Komm, ich erzähl dir eine Geschichte – eine Buchempfehlung

Komm, ich erzähl dir eine Geschichte – eine Buchempfehlung

„Kindern erzählt man Geschichten zum Einschlafen – Erwachsenen, damit sie aufwachen“. So der vielversprechende Klappentext des Buches „Komm, ich erzähl dir eine Geschichte“ von Jorge Bucay. Und genau darauf zielen die wundervollen Geschichten in seinem Buch ab: Uns Menschen aufzuwecken. Wieso du dieses Buch nicht nur lesen, sondern am besten auch direkt an die Hälfte deines Bekanntenkreises verschenken solltest, verrate ich dir in diesem Artikel.

Darum geht’s

Wenn dir „Das Cafe am Rande der Welt“ gefallen hat, wirst du dieses Buch lieben. Denn Jorge Bucay schafft es absolute Lebensweisheiten so einfach zu verpacken, dass wir gar nicht anders können, als ein „AHA!“-Erlebnis zu haben und ebenfalls darüber nachzudenken zu beginnen.

Die Geschichte spielt in der Praxis des Therapeuten Jorge, wo die Hauptperson Demian regelmäßig zur Therapie erscheint. Dabei besteht die Therapie vor allem daraus, dass der Therapeut jedes Mal eine Geschichte erzählt, deren Kernaussage immer etwas mit Damians aktuellem Problem zu tun hat. Denn seiner Meinung nach ist der einzige Weg „etwas zu begreifen, ohne die Erfahrung am eigenen Leib machen zu müssen, der, ein konkretes symbolisches Abbild für das Ereignis zu haben“.

So wird das Buch zu einer Sammlung wunderschöner Kurzgeschichten, welche entweder direkt vom Autor selbst erfunden wurden oder auf alte, volkstümliche Überlieferungen, Fablen, Parabeln und Märchen aus den verschiedensten Kulturkreisen zurückgehen und von Jorge Bucay neu gedeutet und erzählt wurden.

Die Geschichten (Achtung, Spoiler!)

Da ist zum Beispiel die Geschichte vom Zirkuselefanten, welcher nur an einen kleinen Holzpfahl gebunden ist, aber nicht einmal versucht, sich loszureißen. Und warum? Weil er als kleiner Elefant viel zu oft vergeblich versucht hat, sich von eben diesem Pfahl loszureißen, bis er irgendwann aufgegeben hat. Seither denkt er, er sei nicht stark genug, den Pfahl aus dem Boden zu heben, weil er es als erwachsener Elefant nie wieder probiert hat. Die Moral der Geschichte: „Der einzige Weg herauszufinden, ob du etwas kannst oder nicht, ist, es auszuprobieren, und zwar mit vollem Einsatz. Aus ganzem Herzen!“

Oder die Geschichte von dem Mann, welcher sich Schuhe kauft, die ihm zwei Nummern zu klein sind und daher fürchterlich schmerzen – nur damit er am Abend ein Gefühl der Erleichterung hat, wenn er sie endlich ausziehen kann. Diese Geschichte soll helfen den Glaubenssatz „es zählt nur das, was wir durch Anstrengung erreicht haben“, den so viele von uns haben, loszuwerden.

Ich möchte aber gar nicht zu viel verraten. Am besten lest ihr das Buch ganz einfach selbst und lasst euch von den schönen Geschichten verzaubern und aufwecken.
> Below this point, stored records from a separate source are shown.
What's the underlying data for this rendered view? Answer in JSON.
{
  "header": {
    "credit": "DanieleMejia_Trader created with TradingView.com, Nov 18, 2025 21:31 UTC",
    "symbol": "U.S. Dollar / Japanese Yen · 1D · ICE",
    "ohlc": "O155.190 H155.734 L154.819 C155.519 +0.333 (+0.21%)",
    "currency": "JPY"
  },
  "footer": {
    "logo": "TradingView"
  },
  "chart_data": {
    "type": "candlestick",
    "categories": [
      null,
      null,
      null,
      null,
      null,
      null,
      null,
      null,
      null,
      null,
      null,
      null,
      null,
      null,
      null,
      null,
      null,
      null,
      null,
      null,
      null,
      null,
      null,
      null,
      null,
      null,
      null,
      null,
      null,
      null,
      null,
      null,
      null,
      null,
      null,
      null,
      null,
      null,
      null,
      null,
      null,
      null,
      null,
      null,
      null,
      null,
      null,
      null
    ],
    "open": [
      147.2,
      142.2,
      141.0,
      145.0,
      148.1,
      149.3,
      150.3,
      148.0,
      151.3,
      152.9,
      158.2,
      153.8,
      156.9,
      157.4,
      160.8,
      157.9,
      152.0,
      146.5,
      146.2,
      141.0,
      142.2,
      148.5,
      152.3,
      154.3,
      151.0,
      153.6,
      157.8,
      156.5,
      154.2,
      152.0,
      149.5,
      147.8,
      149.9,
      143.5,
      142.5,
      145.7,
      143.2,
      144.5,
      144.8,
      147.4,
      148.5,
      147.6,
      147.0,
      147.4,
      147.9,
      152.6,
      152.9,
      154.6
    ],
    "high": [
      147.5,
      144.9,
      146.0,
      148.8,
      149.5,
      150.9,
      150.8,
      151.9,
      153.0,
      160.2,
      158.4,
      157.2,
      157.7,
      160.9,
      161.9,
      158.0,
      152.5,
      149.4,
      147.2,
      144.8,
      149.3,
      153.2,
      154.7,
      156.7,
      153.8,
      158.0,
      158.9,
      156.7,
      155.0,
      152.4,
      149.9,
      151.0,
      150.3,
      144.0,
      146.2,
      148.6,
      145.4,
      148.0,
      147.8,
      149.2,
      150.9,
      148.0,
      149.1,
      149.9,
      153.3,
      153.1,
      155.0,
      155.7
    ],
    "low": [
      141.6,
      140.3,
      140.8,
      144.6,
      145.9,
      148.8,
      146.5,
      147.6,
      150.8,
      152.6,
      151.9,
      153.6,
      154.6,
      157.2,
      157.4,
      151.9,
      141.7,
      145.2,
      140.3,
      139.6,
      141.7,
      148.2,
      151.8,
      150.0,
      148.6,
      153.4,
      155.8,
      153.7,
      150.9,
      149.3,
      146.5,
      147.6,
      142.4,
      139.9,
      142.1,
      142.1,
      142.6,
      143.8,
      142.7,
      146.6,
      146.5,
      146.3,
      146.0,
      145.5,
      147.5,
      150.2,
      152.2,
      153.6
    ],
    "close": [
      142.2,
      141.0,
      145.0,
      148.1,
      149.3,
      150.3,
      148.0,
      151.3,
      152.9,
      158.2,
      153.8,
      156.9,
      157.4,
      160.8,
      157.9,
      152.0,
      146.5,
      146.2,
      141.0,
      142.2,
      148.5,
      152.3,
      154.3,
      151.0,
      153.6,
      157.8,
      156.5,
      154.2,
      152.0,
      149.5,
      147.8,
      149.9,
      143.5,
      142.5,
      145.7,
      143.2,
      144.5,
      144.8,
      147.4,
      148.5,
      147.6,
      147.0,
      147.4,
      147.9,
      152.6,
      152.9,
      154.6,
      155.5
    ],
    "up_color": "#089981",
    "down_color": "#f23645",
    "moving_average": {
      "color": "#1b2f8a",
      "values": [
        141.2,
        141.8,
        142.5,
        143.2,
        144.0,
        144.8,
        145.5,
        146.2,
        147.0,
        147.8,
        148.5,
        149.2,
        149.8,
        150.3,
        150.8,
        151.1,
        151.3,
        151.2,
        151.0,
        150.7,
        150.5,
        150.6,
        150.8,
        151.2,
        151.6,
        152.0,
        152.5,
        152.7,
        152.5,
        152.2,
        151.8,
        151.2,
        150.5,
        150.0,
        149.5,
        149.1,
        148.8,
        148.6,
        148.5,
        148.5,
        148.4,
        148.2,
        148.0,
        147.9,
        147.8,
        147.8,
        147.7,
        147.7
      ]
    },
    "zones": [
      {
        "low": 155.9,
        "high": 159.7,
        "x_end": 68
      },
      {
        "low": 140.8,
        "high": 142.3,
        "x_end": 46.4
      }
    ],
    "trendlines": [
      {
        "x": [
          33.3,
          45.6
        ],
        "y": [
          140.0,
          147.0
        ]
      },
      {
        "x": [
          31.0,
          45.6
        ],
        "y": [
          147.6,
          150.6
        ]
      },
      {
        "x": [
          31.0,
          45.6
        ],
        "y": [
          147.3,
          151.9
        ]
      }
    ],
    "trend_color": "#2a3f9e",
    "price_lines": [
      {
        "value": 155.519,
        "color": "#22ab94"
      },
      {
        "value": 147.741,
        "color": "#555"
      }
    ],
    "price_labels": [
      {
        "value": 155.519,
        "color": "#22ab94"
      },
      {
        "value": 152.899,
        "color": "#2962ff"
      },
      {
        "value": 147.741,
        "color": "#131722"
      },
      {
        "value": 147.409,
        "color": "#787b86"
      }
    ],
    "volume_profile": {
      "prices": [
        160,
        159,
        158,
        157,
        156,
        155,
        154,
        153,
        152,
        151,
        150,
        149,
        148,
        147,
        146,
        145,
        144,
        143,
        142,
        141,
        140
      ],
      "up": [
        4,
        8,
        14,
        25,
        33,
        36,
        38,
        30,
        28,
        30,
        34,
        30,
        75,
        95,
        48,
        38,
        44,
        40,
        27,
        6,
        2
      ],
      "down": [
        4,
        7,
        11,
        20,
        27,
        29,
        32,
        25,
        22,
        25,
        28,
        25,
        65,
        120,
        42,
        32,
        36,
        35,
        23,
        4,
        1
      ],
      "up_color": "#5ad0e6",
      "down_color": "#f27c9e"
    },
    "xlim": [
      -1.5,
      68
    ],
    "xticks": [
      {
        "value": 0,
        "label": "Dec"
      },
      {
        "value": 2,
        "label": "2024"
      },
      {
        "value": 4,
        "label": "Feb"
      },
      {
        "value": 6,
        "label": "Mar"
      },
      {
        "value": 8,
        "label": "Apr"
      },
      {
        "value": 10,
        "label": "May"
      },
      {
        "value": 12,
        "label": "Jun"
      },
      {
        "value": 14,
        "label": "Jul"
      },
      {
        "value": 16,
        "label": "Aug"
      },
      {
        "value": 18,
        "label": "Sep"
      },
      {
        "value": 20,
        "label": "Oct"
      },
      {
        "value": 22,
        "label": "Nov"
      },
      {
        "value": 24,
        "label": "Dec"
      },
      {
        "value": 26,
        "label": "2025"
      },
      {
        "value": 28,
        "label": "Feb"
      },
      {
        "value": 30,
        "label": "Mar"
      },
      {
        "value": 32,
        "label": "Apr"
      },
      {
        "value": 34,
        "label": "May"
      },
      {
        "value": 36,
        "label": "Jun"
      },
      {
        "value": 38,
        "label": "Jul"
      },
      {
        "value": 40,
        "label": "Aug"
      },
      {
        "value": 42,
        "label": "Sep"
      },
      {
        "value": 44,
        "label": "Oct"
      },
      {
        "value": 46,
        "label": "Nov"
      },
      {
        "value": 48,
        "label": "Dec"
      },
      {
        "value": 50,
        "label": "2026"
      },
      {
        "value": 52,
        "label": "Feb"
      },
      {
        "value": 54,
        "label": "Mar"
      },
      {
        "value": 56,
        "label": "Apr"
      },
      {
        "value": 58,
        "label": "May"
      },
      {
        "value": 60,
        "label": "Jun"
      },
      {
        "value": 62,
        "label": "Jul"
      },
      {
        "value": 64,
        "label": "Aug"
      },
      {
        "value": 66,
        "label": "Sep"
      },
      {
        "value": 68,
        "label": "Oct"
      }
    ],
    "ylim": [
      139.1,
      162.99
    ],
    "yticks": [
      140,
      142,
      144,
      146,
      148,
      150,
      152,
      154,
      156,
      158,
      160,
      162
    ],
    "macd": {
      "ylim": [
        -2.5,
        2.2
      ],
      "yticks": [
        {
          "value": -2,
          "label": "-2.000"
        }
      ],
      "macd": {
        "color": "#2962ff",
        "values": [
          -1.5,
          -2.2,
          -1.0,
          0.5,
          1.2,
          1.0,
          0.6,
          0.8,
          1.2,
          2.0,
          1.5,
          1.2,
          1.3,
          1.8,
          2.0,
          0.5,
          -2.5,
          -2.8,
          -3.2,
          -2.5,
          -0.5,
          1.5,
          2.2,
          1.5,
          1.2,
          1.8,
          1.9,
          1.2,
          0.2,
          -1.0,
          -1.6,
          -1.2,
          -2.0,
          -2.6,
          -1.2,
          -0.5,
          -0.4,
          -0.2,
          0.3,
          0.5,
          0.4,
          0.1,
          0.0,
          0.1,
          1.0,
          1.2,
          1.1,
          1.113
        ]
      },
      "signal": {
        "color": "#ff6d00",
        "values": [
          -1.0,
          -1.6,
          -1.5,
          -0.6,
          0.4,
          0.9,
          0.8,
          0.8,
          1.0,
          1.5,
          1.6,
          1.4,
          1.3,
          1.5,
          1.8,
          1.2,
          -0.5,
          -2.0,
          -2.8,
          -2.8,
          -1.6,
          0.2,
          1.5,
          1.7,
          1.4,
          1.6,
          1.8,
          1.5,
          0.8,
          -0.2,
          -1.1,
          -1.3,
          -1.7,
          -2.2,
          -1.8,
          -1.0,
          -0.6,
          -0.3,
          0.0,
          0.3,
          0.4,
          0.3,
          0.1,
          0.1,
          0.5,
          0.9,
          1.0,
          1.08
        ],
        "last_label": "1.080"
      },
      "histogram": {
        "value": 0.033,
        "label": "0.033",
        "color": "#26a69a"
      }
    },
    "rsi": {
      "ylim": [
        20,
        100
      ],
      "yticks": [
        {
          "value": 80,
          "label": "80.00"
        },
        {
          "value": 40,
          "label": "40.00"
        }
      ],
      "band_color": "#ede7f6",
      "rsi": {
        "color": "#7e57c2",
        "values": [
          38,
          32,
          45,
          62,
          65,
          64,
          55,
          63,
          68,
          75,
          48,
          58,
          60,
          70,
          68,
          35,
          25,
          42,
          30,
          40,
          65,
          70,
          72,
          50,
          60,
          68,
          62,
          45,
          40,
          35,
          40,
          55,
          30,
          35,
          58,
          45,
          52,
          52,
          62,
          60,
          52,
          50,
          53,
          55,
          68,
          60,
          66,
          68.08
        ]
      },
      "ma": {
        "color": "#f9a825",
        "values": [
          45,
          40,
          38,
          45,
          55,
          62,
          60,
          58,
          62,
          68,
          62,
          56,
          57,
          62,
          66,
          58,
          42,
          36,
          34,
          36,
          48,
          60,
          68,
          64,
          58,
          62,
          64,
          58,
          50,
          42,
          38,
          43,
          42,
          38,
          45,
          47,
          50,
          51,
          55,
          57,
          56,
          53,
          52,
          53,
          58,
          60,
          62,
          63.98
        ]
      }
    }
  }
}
Wieso ich das Buch so schön finde

Obwohl die Geschichten alle tiefer gehen und eine Bedeutung haben, ist das Buch sehr informell und einfach geschrieben. So eignet es sich wunderbar in den Einstieg in tiefere, spirituelle Gedanken oder dazu, sich ganz einfach mehr mit sich selbst und seinem Leben zu beschäftigen. Man kann es daher auch wunderbar an liebe Menschen im Familien- und Freundeskreis verschenken, denen man gerne ein besonderes Geschenk machen möchte, die aber mit Tiefgründigem vielleicht nicht so viel anfangen können. Wer möchte, kann intensiver über die Geschichten und ihre Interpretation nachdenken – für alle anderen ist es einfach ein Buch mit ansprechenden Geschichten, welches sich rasch in einem Rutsch durchlesen lässt.

Auch ich selbst konnte einiges aus dem Buch mitnehmen und war erstaunt, wie einfach sich manche komplexen Dinge des Lebens doch mit einer Geschichte darstellen und begreifen lassen. Einige der Fabeln und Märchen werden mir jedenfalls noch eine Zeit lang in Erinnerung bleiben.